Trade tensions between the U.S. and China have been at heightened levels for a year and half now, with the U.S. having fired the first blow by imposing tariffs on imports of Chinese goods. China followed up with retaliatory measures, and ever since, investors have remained nervous about what the next escalation might be and whether the two sides would ever find room to compromise.

Yet more recently, the relationship between China and the U.S. has improved. A phase 1 trade deal helped break the ice and set the stage for further negotiations. China has now followed up with an additional concession that investors are seeing as another positive step on the path toward more normalized trade relations with the U.S., and many believe that more moves could come in the future. Below, we'll look more closely at exactly what China did and what it means for both nations as well as stock investors.

Skyline of a city and Asian temple along the waterfront.

Image source: Getty Images.

What the Chinese Ministry of Finance said

China's Ministry of Finance announced today that it would cut by half the incremental rates on some of the additional tariffs the country started imposing on U.S. goods in September 2019. The move will take effect as of Feb. 14.

One confusing element of the tariff cut is that it only applies to the increases made in September. For many goods, there was already an existing tariff in place that got pushed higher by China's action in September. Therefore, although the incremental increases got cut in half, the final total tariffs in many cases saw smaller overall reductions, as you can see below.

Some of the specific tariff cuts include the following:

  • A drop from 5% to 2.5% for tariffs on U.S. crude oil.
  • A rollback from 30% to 27.5% on soybean tariffs, which prior to the September increase had been at 25%.
  • A cut on total tariffs on pork from 60% to 55%.
  • A reduction from 35% to 30% on beef tariffs.

According to Chinese news sources, an official at the Finance Ministry said that it had made the decision to reduce tariffs based on the U.S. announcement on Jan. 16 that in turn reduced 15% tariffs on $120 billion in Chinese goods by half. The official cited an intent to ease trade tensions as the motivation for the latest Chinese move, and he predicted that future cuts would depend on whether the two countries could keep cooperating going forward.

Why investors are hopeful

China's latest move keeps up the momentum after the well-received phase 1 agreement. It also follows up on China's agreement to suspend the tariffs it had intended to impose back in December.

In addition, the agreement got a good reception from investors in both countries. For Chinese stocks , the Shanghai Composite was up nearly 2%, although some of that gain might also have been tied to continuing efforts to fight the coronavirus outbreak. U.S. stock index futures moved higher in pre-market trading Thursday morning following the announcement, and markets opened slightly higher even after yesterday's big move upward.
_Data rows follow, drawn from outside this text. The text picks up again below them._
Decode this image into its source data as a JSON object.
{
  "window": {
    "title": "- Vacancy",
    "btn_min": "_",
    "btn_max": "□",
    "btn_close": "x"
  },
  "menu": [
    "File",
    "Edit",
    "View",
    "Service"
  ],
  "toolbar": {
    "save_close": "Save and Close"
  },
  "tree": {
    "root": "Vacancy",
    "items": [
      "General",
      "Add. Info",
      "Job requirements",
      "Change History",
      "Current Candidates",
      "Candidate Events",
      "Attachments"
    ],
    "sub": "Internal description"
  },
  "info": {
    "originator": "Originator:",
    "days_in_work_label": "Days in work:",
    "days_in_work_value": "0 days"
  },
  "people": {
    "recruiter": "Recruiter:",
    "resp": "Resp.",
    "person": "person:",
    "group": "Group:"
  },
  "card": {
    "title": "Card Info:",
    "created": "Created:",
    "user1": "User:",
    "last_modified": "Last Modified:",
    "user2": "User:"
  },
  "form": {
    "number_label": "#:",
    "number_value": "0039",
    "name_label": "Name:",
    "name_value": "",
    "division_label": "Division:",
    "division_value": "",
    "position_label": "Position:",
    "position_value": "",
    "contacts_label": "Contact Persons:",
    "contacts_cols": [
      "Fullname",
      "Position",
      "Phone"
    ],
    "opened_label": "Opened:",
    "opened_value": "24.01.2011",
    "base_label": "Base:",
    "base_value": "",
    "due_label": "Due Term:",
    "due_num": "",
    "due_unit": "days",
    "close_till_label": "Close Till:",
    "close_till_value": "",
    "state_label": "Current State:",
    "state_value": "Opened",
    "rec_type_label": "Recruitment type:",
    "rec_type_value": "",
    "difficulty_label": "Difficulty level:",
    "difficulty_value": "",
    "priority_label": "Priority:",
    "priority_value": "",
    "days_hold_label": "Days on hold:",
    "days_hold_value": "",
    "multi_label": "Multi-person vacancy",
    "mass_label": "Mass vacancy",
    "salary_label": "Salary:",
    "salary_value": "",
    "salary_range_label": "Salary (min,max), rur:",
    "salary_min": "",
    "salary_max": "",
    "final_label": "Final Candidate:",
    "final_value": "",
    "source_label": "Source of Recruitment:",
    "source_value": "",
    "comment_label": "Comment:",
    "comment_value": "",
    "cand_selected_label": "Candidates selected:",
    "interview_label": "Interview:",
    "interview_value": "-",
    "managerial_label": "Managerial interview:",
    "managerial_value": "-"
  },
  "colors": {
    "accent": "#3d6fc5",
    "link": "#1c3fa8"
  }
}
That said, it's important not to overstate the size of the reductions. In many ways, China's move looks like a probing play to see whether the U.S. decides to follow suit more quickly to remove more tariffs. Such a strategy could end up working to the benefit of both countries, but investors have seen many times before that U.S. trade policy sometimes shifts back and forth on a dime as negotiators appear to explore different tactics.

Nevertheless, investors took China's move as a sign of goodwill, and that's positive for the markets. Now, it'll be interesting to see what comes next between the two nations and whether they'll keep moving forward or face a setback in the near future.